How to Increase tkr-source-controller deployment resource limits on TKG 2.1.x to resolve 'OOMKilled' Error
search cancel

How to Increase tkr-source-controller deployment resource limits on TKG 2.1.x to resolve 'OOMKilled' Error

book

Article ID: 315182

calendar_today

Updated On:

Products

VMware Tanzu Kubernetes Grid VMware Tanzu Kubernetes Grid Management

Issue/Introduction

Symptoms:

  • When upgrading a cluster via the tanzu cli, you could get the following error in the output.

    $ tanzu cluster upgrade gitlab-test --tkr v1.23.16---vmware.1-fips.1-tkg.1 -n default -v 9
    compatibility file (/root/.config/tanzu/tkg/compatibility/tkg-compatibility.yaml) already exists, skipping download
    BOM files inside /root/.config/tanzu/tkg/bom already exists, skipping download
    Using the TKr version 'v1.23.16+vmware.1-fips.1-tkg.1'
    Downloading bom for TKr "v1.23.16---vmware.1-fips.1-tkg.1"
    Error: unable to determine the TKr version and kubernetes version based on '': ConfigMap for TKr name "v1.23.16---vmware.1-fips.1-tkg.1" not available to download bom

     

  • The tkr-source-controller pod will go into a CrashLoopBackOff with the error "OOMKilled".  

Environment

VMware Tanzu Kubernetes Grid 2.1.0
VMware Tanzu Kubernetes Grid 2.1.1

Cause

In certain scenarios tkr-source-controller can go into CrashLoopBackOff state when it runs out of resources. In TKG 2.1.x+, once the deployment is modified with increased resources, it will be reconciled and the changes will be reverted after a few minutes. This workaround will allow you to increase the deployment spec in a way that the reconciler will not revert the changes we make.

Please refer to 'Important Notes' in the Workaround section for information regarding the versions of TKG in which this issue has been resolved.

Resolution

In a future release of TKG the resource limitation on tkr-source-controller will be addressed.

Workaround:
Check the default limits for the tkr-source-controller:
kubectl  describe pod -n tkg-system tkr-source-controller-manager-pod-name | egrep -iB1 'cpu|mem'

Limits:
  cpu:     100m
  memory:  200Mi
Requests:
  cpu:        100m
  memory:     100Mi

Pause reconciliation of both "tkg-pkg" and "tkr-source-controller":
kubectl patch pkgi -n tkg-system tkg-pkg -p '{"spec":{"paused":true}}' --type=merge
kubectl patch pkgi -n tkg-system tkr-source-controller -p '{"spec":{"paused":true}}' --type=merge

Modify the tkr-source-controller deployment with increased memory limits:
kubectl edit deployments.apps -n tkg-system tkr-source-controller-manager

Below are the recommended changes to the pod memory limits:
kubectl describe pod -n tkg-system tkr-source-controller-manager-c8bfc544b-8ctkj | egrep -iB1 'cpu|mem'

Limits:
  cpu:     500m
  memory:  600Mi
Requests:
  cpu:        200m
  memory:     200Mi

After these changes are made, the tkr-source-controller should no longer be in a CrashLoopBackOff and the changed made to the memory limits will not be reconciled. 

IMPORTANT NOTES:
  • Since the package is paused, if manual changes are made to the management cluster deployment associated with these packages, the reconciliation to the default state will not occur.

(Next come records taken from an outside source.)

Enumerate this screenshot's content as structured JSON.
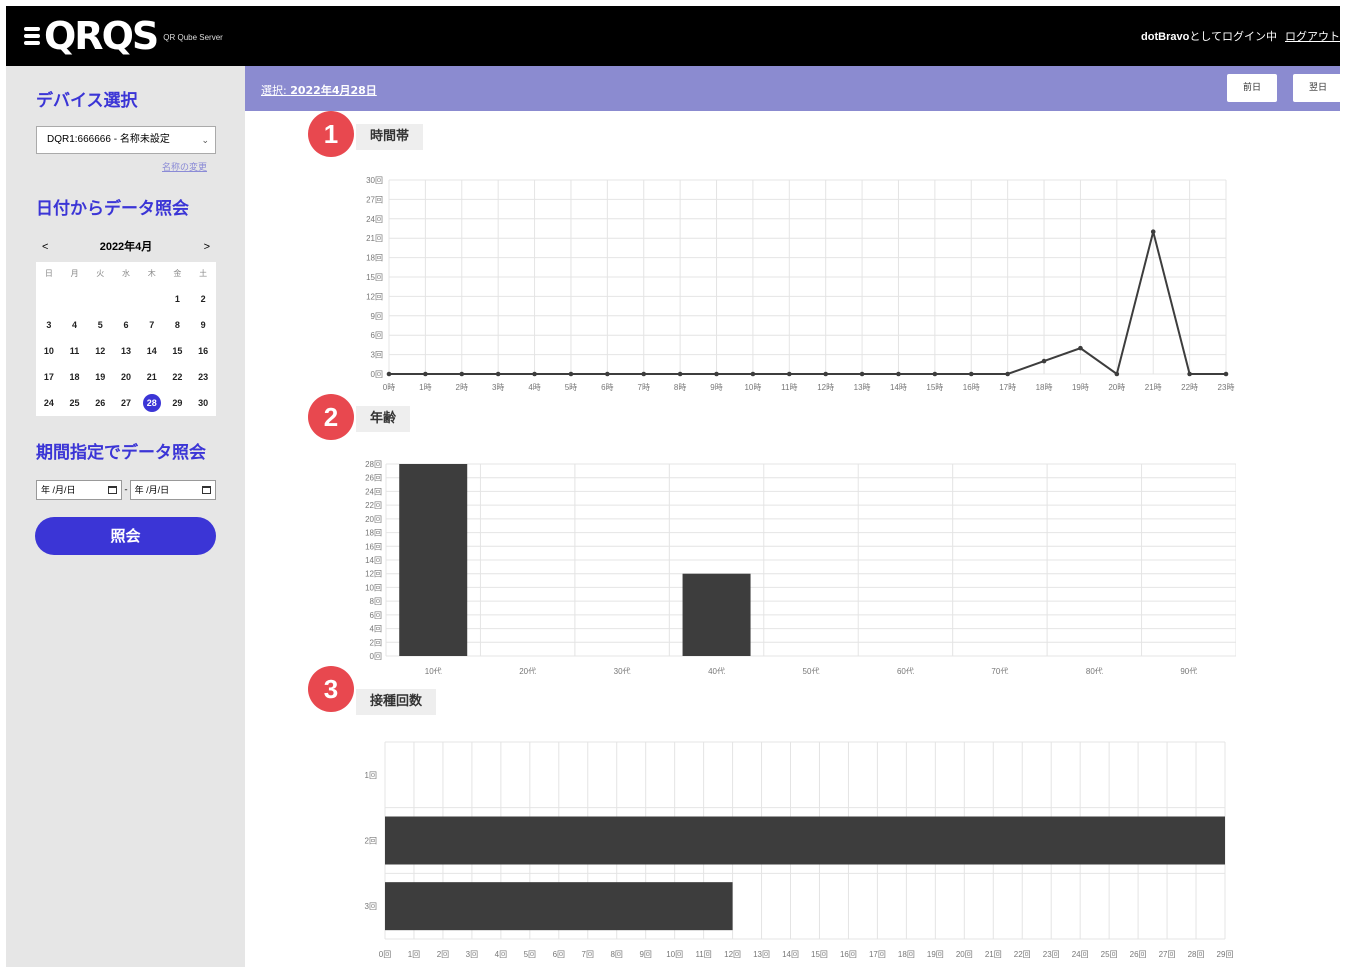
{
  "header": {
    "logo_text": "QRQS",
    "logo_subtitle": "QR Qube Server",
    "user": "dotBravo",
    "login_suffix": "としてログイン中",
    "logout": "ログアウト"
  },
  "sidebar": {
    "device_heading": "デバイス選択",
    "device_selected": "DQR1:666666 - 名称未設定",
    "rename_link": "名称の変更",
    "date_heading": "日付からデータ照会",
    "calendar": {
      "prev": "<",
      "next": ">",
      "month_label": "2022年4月",
      "weekdays": [
        "日",
        "月",
        "火",
        "水",
        "木",
        "金",
        "土"
      ],
      "days": [
        "",
        "",
        "",
        "",
        "",
        "1",
        "2",
        "3",
        "4",
        "5",
        "6",
        "7",
        "8",
        "9",
        "10",
        "11",
        "12",
        "13",
        "14",
        "15",
        "16",
        "17",
        "18",
        "19",
        "20",
        "21",
        "22",
        "23",
        "24",
        "25",
        "26",
        "27",
        "28",
        "29",
        "30"
      ],
      "selected_day": "28"
    },
    "range_heading": "期間指定でデータ照会",
    "range_start_placeholder": "年 /月/日",
    "range_end_placeholder": "年 /月/日",
    "range_dash": "-",
    "query_button": "照会"
  },
  "main": {
    "selected_prefix": "選択: ",
    "selected_date": "2022年4月28日",
    "prev_button": "前日",
    "next_button": "翌日"
  },
  "sections": [
    {
      "badge": "1",
      "label": "時間帯"
    },
    {
      "badge": "2",
      "label": "年齢"
    },
    {
      "badge": "3",
      "label": "接種回数"
    }
  ],
  "colors": {
    "accent": "#3b35d6",
    "header_bg": "#000000",
    "sidebar_bg": "#e6e6e6",
    "date_bar": "#8b8bd0",
    "badge": "#e8484f",
    "bar": "#3d3d3d"
  },
  "chart_data": [
    {
      "type": "line",
      "x": [
        "0時",
        "1時",
        "2時",
        "3時",
        "4時",
        "5時",
        "6時",
        "7時",
        "8時",
        "9時",
        "10時",
        "11時",
        "12時",
        "13時",
        "14時",
        "15時",
        "16時",
        "17時",
        "18時",
        "19時",
        "20時",
        "21時",
        "22時",
        "23時"
      ],
      "values": [
        0,
        0,
        0,
        0,
        0,
        0,
        0,
        0,
        0,
        0,
        0,
        0,
        0,
        0,
        0,
        0,
        0,
        0,
        2,
        4,
        0,
        22,
        0,
        0
      ],
      "ylim": [
        0,
        22
      ],
      "yticks": [
        "0回",
        "3回",
        "6回",
        "9回",
        "12回",
        "15回",
        "18回",
        "21回",
        "24回",
        "27回",
        "30回"
      ],
      "grid": true
    },
    {
      "type": "bar",
      "categories": [
        "10代",
        "20代",
        "30代",
        "40代",
        "50代",
        "60代",
        "70代",
        "80代",
        "90代"
      ],
      "values": [
        28,
        0,
        0,
        12,
        0,
        0,
        0,
        0,
        0
      ],
      "ylim": [
        0,
        28
      ],
      "yticks": [
        "0回",
        "2回",
        "4回",
        "6回",
        "8回",
        "10回",
        "12回",
        "14回",
        "16回",
        "18回",
        "20回",
        "22回",
        "24回",
        "26回",
        "28回"
      ],
      "grid": true
    },
    {
      "type": "bar",
      "orientation": "horizontal",
      "categories": [
        "1回",
        "2回",
        "3回"
      ],
      "values": [
        0,
        29,
        12
      ],
      "xlim": [
        0,
        29
      ],
      "xticks": [
        "0回",
        "1回",
        "2回",
        "3回",
        "4回",
        "5回",
        "6回",
        "7回",
        "8回",
        "9回",
        "10回",
        "11回",
        "12回",
        "13回",
        "14回",
        "15回",
        "16回",
        "17回",
        "18回",
        "19回",
        "20回",
        "21回",
        "22回",
        "23回",
        "24回",
        "25回",
        "26回",
        "27回",
        "28回",
        "29回"
      ],
      "grid": true
    }
  ]
}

As these management components do not require frequent changes, pausing these packages is safe as long as you do not modify the management cluster deployment associated with them. 
  • For this workaround to work, the tkg-pkg and tkr-source-controller packages must remain in a paused state. 
  • This is a temporary fix. Future patch releases 2.1.2, 2.2.1, 2.3.1 and all versions of TKG including and after 2.4.0 contain the increased pod spec. Stop using the workaround if you are upgrading to a version that contains the fix. When upgrading, please follow the below steps:
    • Upgrading to a version of TKG that includes the increased pod spec:
      • Unpause tkg-pkg and tkr-source-controller and upgrade the management cluster. You will no longer experience the "OOMKilled" error on these versions and you can stop using this workaround.  
    • Upgrading to a version of TKG that does not include the increased pod spec:
      • Unpause tkg-pkg and tkr-source-controller and then upgrade the management cluster. Once the upgrade has completed, the tkr-source-controller will be failing with "OOMKilled". Follow the workaround in this KB to resolve the error once again. It is highly recommended that you upgrade to a version that includes the fix.